Dude, you have acid reflux, why did you do this to yourself?
According to science, there are a few reasons, the first of which simply has to do with having more of the manly hormone — testosterone. In 2014, The Telegraph reported that scientists at the University of Grenoble in France measured the testosterone levels of participants in a study via saliva samples, before offering various foods to the participants. They found that the men who added the most hot sauce to their plate of mashed potatoes had the highest levels of testosterone. “These results are in line with a lot of research showing a link between testosterone and financial, sexual and behavioural risk-taking,” Laurent Begue, one of the authors of the study, told The Telegraph.
All of which sort of makes sense: More testosterone means more willingness to take risks, and also more inclination to demonstrate one’s manliness. But none of that actually suggests men enjoy the spicy food they’re ordering — indeed, it’s quite likely that they don’t. According to a 2015 study from the Penn State University, while men were more likely to say they like eating spicy food, women were far more likely to actually enjoy it.
As explained by GQ, 246 participants took a personality test and answered questions about their favorite foods, ranging from BBQ to Asian food. Afterward, they tasted different flavors, including capsaicin (the chemical that gives peppers their spicy kick). While far more men reported enjoying spicy food than women, the results from the taste test revealed the opposite to be true. “In the study, the researchers conclude that women are more likely to seek sensation from spicy food, while men are more likely to see other extrinsic rewards like praise and admiration. The authors write, ‘It is possible that the cultural association of consuming spicy foods with strength and machismo has created a learned social reward for men,’” The Cut reported in 2015.
In other words, if you’re a guy and your date is a woman, and she orders the super spicy wings, it’s because she genuinely enjoys eating them, rather than because she watched Anthony Bourdain eat them with the same placidity that most people would a soybean.
In fact, if you’re a guy on a date with a woman who orders the super spicy wings, it could well be a good thing (provided you don’t be a dummy and turn it into a competition): The simple fact that she ordered the habañero chicken fajitas could be the only reason she considers going on a second date with you.

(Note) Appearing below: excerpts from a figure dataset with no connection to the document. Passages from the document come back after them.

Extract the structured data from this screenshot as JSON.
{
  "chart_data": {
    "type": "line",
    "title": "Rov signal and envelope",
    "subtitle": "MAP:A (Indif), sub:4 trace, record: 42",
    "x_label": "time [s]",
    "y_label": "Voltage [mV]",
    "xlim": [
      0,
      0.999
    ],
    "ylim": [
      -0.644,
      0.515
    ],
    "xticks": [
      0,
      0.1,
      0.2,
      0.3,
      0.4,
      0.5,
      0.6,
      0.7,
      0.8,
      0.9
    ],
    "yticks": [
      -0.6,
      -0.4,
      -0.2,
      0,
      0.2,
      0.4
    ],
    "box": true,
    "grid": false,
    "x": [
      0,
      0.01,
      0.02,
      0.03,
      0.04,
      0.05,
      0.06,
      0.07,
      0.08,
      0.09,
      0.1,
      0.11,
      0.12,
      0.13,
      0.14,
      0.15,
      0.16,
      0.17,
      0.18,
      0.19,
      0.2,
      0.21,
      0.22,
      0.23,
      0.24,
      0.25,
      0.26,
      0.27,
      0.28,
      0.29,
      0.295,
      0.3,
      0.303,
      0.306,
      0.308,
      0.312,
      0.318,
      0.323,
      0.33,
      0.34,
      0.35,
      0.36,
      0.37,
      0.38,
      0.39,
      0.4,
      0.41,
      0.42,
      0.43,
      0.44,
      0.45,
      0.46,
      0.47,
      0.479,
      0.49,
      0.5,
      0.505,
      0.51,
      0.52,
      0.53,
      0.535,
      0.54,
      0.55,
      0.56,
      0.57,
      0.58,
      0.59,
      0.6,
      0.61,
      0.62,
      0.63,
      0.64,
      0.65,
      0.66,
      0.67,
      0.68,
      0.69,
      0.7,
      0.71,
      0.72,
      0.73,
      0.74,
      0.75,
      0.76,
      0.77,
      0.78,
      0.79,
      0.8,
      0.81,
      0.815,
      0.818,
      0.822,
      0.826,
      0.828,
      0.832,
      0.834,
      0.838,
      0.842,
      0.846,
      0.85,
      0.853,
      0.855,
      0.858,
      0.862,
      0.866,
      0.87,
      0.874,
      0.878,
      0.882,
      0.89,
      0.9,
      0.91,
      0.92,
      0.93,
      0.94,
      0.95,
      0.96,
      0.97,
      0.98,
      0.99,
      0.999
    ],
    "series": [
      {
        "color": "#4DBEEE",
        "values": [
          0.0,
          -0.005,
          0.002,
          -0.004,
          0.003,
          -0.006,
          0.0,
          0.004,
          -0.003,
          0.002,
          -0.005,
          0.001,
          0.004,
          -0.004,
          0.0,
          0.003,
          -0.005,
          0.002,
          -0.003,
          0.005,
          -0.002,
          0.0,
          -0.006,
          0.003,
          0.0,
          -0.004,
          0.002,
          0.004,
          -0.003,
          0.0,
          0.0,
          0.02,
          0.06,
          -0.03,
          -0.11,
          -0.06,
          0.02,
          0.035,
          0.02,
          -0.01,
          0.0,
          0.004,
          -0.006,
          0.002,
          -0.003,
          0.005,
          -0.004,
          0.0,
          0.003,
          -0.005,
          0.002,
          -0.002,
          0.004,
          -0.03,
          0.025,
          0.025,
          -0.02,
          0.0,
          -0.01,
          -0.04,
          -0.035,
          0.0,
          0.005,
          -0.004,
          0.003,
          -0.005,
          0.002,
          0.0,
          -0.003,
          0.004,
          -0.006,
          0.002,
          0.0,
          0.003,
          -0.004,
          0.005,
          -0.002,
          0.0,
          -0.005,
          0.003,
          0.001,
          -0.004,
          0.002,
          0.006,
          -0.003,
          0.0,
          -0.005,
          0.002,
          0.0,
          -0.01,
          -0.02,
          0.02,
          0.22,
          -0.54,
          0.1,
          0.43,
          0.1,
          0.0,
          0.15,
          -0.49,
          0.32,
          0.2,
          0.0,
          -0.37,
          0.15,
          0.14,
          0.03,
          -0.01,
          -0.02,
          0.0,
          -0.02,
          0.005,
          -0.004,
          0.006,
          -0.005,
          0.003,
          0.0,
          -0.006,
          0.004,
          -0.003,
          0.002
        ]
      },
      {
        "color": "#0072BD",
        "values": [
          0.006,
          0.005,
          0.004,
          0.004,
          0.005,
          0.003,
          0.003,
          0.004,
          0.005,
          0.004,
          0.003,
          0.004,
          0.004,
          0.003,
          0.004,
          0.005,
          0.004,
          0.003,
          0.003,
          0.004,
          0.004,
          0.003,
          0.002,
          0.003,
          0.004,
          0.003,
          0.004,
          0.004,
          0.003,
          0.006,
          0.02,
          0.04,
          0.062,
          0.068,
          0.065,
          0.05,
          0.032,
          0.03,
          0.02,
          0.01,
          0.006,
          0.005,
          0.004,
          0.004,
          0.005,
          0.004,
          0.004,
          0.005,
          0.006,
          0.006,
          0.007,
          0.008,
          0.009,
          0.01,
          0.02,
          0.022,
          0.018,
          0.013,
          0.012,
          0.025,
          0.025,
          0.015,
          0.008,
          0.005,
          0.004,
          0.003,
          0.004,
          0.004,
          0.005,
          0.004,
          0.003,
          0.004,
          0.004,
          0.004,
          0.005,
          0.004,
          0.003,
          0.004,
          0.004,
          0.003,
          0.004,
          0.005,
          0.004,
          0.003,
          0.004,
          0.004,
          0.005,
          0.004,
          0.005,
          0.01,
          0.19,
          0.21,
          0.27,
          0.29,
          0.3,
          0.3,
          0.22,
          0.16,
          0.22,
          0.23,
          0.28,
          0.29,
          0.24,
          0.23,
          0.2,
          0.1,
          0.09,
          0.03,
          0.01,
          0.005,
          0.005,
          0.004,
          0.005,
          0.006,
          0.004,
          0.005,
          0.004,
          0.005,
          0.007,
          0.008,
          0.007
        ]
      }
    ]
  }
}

That’s according to a recent study from the St. Cloud State University in Minnesota, which showed that women who had just eaten spicy food found men one-fifth better-looking. “A spicy flavour was found to increase romantic interest as well as physical-attractiveness ratings,” wrote the researchers, as reported by The Daily Mail. “It supports the suggestion that sensory experiences, in this case taste, can influence cognitive perceptions regarding potential relationships.” In other words, because words like “hot” are used to describe both spicy food and attractiveness, it could help crystallize thoughts about starting a romantic relationship.
Now, this may sound a bit iffy, but let’s face the facts: You’re willing to believe any science that could potentially help you find “the one” — even if it’s just so you can stop ordering the extra spicy Jambalaya, for your rectum’s sake.